Closed lsaravia closed 9 years ago

lsaravia commented 9 years ago

We were looking at your functions to understand how they work and noticed that in the continuous case the function get_KS_statistic calculates the KS distance between the estimated distribution and a uniform cdf instead of the empirical cdf, which seems not quite right.

csgillespie commented 9 years ago

I agree it doesn't seem quite right. However, a quick simulation:

library("poweRlaw")
x = sort(rplcon(10, 1, 2))
m = conpl$new(x)
m$setPars(2)
q = m$dat
n = m$internal[["n"]]; N = length(q)
q = q[(N-n+1):N]
fit_cdf = dist_cdf(m, q)
data_cdf = ((0:(n-1))/n)[1:length(fit_cdf)]
tmp = ecdf(x)
tmp(x)

shows that it does the correct thing. I got the idea from the R/Matlab code on Clausett's website.

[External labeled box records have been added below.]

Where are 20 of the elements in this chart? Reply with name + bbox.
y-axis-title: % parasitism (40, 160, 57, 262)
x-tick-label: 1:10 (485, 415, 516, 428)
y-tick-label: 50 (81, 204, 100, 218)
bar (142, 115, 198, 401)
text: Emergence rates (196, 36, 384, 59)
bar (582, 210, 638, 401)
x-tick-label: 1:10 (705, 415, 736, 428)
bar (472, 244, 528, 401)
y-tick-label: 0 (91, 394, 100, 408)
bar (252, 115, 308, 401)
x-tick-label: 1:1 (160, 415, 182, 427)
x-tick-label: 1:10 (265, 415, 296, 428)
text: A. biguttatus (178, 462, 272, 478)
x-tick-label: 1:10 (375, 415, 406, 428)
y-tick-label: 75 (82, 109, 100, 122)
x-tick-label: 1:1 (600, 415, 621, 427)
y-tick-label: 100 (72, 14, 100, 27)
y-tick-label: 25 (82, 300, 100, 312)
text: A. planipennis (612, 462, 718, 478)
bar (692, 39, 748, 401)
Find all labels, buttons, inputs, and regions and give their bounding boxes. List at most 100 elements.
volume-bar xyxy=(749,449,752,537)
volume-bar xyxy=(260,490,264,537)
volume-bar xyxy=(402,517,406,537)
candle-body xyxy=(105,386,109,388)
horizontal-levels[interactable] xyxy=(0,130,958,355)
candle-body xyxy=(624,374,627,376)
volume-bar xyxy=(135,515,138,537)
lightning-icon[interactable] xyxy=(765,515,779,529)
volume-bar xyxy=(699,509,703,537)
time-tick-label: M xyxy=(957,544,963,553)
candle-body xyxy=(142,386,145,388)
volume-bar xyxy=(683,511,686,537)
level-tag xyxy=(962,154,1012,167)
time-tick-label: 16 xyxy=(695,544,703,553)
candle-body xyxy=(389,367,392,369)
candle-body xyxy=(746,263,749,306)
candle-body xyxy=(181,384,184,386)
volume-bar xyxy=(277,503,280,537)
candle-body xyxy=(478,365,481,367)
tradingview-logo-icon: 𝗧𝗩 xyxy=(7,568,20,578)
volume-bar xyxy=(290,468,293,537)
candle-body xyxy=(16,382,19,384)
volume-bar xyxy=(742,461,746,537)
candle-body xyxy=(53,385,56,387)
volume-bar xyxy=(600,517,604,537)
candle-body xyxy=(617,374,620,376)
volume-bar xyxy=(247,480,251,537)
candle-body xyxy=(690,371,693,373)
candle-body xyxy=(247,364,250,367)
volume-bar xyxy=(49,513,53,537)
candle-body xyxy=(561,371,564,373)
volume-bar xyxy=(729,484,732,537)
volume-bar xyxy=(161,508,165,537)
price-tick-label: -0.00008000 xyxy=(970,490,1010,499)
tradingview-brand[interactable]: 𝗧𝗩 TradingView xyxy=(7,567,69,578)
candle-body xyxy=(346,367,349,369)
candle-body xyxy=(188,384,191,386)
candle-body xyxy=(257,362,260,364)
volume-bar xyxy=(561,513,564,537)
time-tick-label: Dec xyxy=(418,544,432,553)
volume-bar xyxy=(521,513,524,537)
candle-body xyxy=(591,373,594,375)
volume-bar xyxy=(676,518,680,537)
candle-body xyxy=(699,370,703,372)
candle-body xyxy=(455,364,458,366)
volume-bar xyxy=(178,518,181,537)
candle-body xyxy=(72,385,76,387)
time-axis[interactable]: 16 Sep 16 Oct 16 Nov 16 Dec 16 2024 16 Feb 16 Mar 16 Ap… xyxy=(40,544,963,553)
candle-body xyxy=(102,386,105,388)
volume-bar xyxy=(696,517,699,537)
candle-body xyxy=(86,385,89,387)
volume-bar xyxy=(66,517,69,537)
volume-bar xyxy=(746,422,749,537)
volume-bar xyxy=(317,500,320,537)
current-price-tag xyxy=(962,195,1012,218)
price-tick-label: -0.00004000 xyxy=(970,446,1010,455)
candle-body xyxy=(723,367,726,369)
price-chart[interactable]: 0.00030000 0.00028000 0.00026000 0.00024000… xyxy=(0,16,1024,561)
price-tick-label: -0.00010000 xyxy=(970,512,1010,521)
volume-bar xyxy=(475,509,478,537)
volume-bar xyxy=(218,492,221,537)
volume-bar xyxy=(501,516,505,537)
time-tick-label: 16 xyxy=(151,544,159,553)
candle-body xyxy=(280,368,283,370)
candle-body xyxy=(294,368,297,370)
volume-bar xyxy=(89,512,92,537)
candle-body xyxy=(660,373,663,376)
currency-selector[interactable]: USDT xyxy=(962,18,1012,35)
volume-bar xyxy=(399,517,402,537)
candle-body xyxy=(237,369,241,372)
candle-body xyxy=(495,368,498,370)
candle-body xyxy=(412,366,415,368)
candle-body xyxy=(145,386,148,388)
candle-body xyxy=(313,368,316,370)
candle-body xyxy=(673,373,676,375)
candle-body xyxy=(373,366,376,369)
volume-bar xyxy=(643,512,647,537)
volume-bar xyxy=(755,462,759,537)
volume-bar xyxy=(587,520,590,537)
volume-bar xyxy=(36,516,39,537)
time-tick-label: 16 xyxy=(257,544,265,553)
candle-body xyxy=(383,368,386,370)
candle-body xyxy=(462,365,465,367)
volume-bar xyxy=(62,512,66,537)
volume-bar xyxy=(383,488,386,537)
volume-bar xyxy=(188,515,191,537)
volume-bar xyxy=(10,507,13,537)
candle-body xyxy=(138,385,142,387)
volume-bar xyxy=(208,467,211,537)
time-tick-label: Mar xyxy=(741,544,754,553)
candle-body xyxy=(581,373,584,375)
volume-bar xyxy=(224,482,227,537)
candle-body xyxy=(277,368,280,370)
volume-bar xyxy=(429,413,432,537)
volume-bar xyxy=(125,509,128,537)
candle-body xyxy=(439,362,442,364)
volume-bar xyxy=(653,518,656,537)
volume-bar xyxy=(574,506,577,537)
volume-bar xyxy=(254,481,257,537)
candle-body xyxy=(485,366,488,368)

One small issue I seem to recall is that if you have duplicates in the data the empirical cdf isn't quite correct, but then I suppose if the data is really CTN you shouldn't get duplicates.

lsaravia commented 9 years ago

I checked the plpva.r code and does the same, I am not sure why, I think that is the way you calculate dist_cdf, I you uncomment the plots you will see the differences with the empirical cumulative distribution. I calculated the distances using the builting ks.test function and checked, not quite wrong. But the problem I had is with GOF, I will open another issue for that.

comp_ks <-sapply(1:50, function(x){
    x <- sort(rplcon(50, 1, 2))
    m <- conpl$new(x)
    m$setPars(2)
    q <- m$dat
    n <- m$internal[["n"]]; N = length(q)
    q <- q[(N-n+1):N]
    fit_cdf <- dist_cdf(m, q)
    data_cdf <- ((0:(n-1))/n)[1:length(fit_cdf)]
    tmp <- ecdf(x)

    #plot(tmp,col=5,pch=21)
    #points(tmp(x),col=2)
    #points(fit_cdf,col=3)
    #curve(pplcon(x,m$xmin,est$pars),min(x),max(x),add = T,col=4)

    ks <-ks.test(x,"pplcon",1,2)$statistic

    pl_ks <-max(abs(fit_cdf-data_cdf))

    c(ks,pl_ks)
})

plot(comp_ks[1,],comp_ks[2,])

csgillespie commented 9 years ago

For info I'm away for the next 10 days.

csgillespie commented 9 years ago

The difference is due to the comparison. Spefically, are we comparing with Pr(X > x) or with Pr(X \ge x).

In your example above, if use subtract a very small amount from with using the ecdf we get the same result.

data_cdf
tmp(x)
tmp(x-.Machine$double.eps)